Economia

Trump exige que Senado retome trabalhos até o fim da paralisação estatal

Trump exige que Senado retome trabalhos até o fim da paralisação estatal

O presidente dos Estados Unidos, Donald Trump, pediu que o Senado continue a trabalhar durante o fim de semana até que um acordo seja alcançado para restaurar o financiamento das agências federais e pôr fim à paralisação, que já se tornou a mais longa da história do país.

“O Senado dos Estados Unidos não deve interromper seus trabalhos até que se chegue a um acordo para acabar com a paralisação imposta pelos democratas. Se não conseguirem chegar a um consenso, os republicanos devem acabar imediatamente com o obstrucionismo e cuidar dos nossos valorosos trabalhadores americanos”, escreveu Trump em sua conta na rede Truth Social.
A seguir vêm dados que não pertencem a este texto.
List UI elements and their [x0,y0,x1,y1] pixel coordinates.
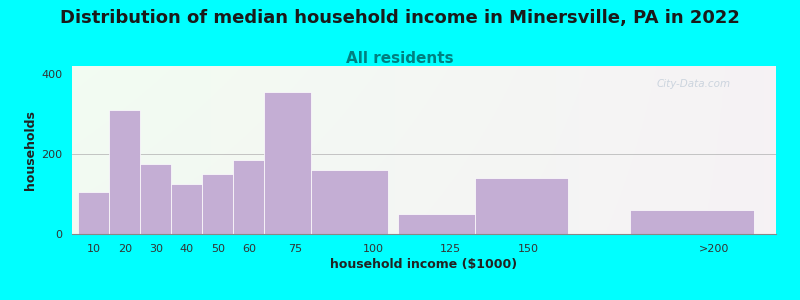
Bar [171,184,202,234]
Bar [234,160,264,234]
Bar [110,110,140,234]
Bar [311,170,388,234]
Text: City-Data.com: City-Data.com [656,80,730,89]
X-axis label: household income ($1000): household income ($1000) [330,258,518,271]
Bar [78,192,110,234]
Bar [202,174,234,234]
Bar [475,178,568,234]
Text: Distribution of median household income in Minersville, PA in 2022: Distribution of median household income … [60,9,740,27]
Y-axis label: households: households [24,110,37,190]
Bar [398,214,475,234]
Bar [140,164,171,234]
Bar [630,210,754,234]
Bar [264,92,311,234]
Text: All residents: All residents [346,51,454,66]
A câmara alta do Congresso está programada para realizar, nas próximas horas, mais uma votação sobre a proposta republicana de reabertura do governo federal, que já foi rejeitada 14 vezes, resultando em expectativas reduzidas de aprovação.
Com a necessidade de 60 votos para a aprovação das medidas, os republicanos precisam do apoio de mais cinco democratas, além dos que já manifestaram apoio à sua proposta de financiamento temporário.
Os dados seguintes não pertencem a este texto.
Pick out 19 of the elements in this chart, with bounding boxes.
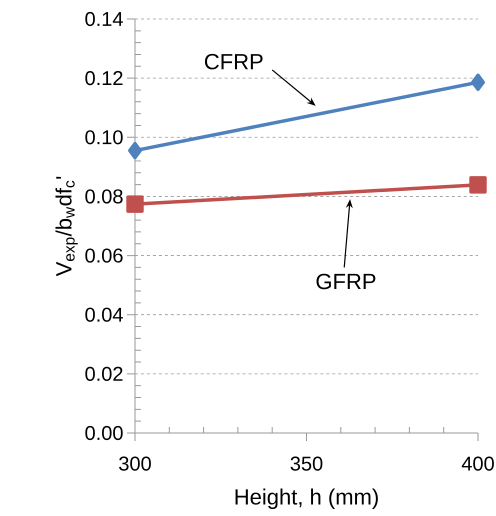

O líder democrata no Senado, Chuck Schumer, tem instado repetidamente Trump a se reunir com os democratas, pedido que o presidente tem ignorado. Um número considerável de senadores busca uma solução para o impasse relacionado ao financiamento dos subsídios da Lei de Acesso à Saúde (Affordable Care Act ou Obamacare), que devem expirar no final do ano.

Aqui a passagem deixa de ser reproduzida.